Annie gets explicit orders to steer clear of the new shipyard owner, millionaire J.B. Armstrong, but she still goes into negotiations with him, trying to get him to sign a profitable contract with the company. The attempt turns into a complete failure, when Annie mistakes the millionaire for another man, treating him harshly and even manages to throw him into a heap of fish. The result is that the shipyard owner cancels the already existing contract with the company altogether.

On top of this, Annie's rival Bullwinkle tricks her into going out to sea to salvage a ship that turns out to be a whale. She manages to save the day after all when she pulls a big ship off a ground, after Bullwinkle has failed to do the same. Annie demands $25,000 as payment for the tugging, and the invoice can be paid after all.

Alec's confidence in Annie is restored and he sends her to negotiate a big job of towing a dry dock all the way to Alaska for the shipyard owner Armstrong. This negotiation too ends in failure, since he doesn't want to give the job to a woman. Shrewdly, Annie goes around this obstacle, by appointing her old friend Mike Mahoney as captain temporarily.

However, it turns out Mahoney has become a helpless drunk, and Annie has to step in to save the situation after all. Still, problems keep surfacing, and Annie finds Armstrong's spoiled daughter, Peggy, on the ship. She has hidden there to accompany her lover Eddie Kent, who is Annie's young ward.

During a storm at sea, Annie is then forced to leave the dock on a beach to save it from breaking and sinking in the waves.

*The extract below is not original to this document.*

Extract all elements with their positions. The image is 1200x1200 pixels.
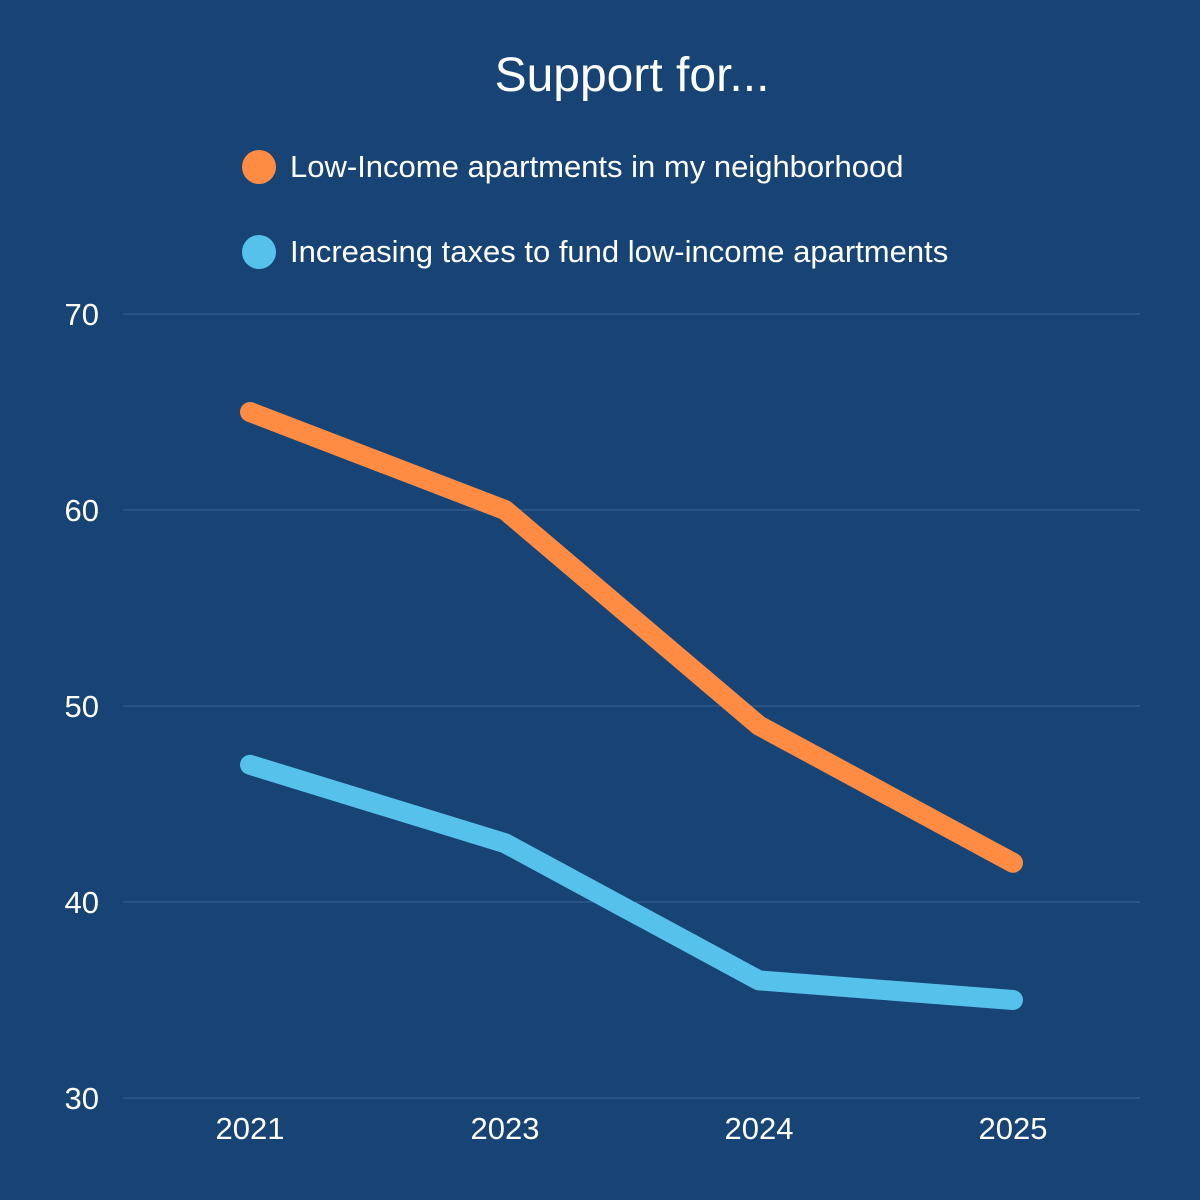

She also has to go ashore to hospitalize Mahoney, who has become very sick. When she is ashore, Bullwinkle steals the dock and claims finders keepers on it, according to general salvage rules. When the contract seems to have been breached, Alec fires Annie who was in charge of letting the dock go.

Before retiring entirely, Annie looks into the salvage laws, and finds that a dry dock doesn't count as a ship and the salvage claim therefore doesn't apply to it. She wins the dock back from Bullwinkle, and is reinstated as captain again.

==Cast==
- Marjorie Rambeau as Capt. Annie Brennan
- Alan Hale, Sr. as Capt. Horatio Bullwinkle
- Jane Wyman as Peggy Armstrong
- Ronald Reagan as Eddie Kent
- Clarence Kolb as Joseph B. 'Joe' Armstrong
- Charles Halton as Alec 'Alex' Severn
- Paul Hurst as Pete
- Victor Kilian as Sam
- Chill Wills as Shiftless
- Harry Shannon as Capt. Mike Mahoney
- John Hamilton as Capt. Broad
- Sidney Bracey as Limey (billed as Sidney Bracy)
- Jack Mower as Johnson
- Margaret Hayes as Rosie (Severn's secretary; billed as Dana Dale)
- Josephine Whittell as Miss Margaret Morgan (Armstrong's secretary)

==Sequels==
Another sequel appeared five years later called Captain Tugboat Annie with Jane Darwell taking over the title role.

In 1957 a Canadian-filmed television series appeared called, The Adventures of Tugboat Annie, starring Minerva Urecal as Tugboat Annie.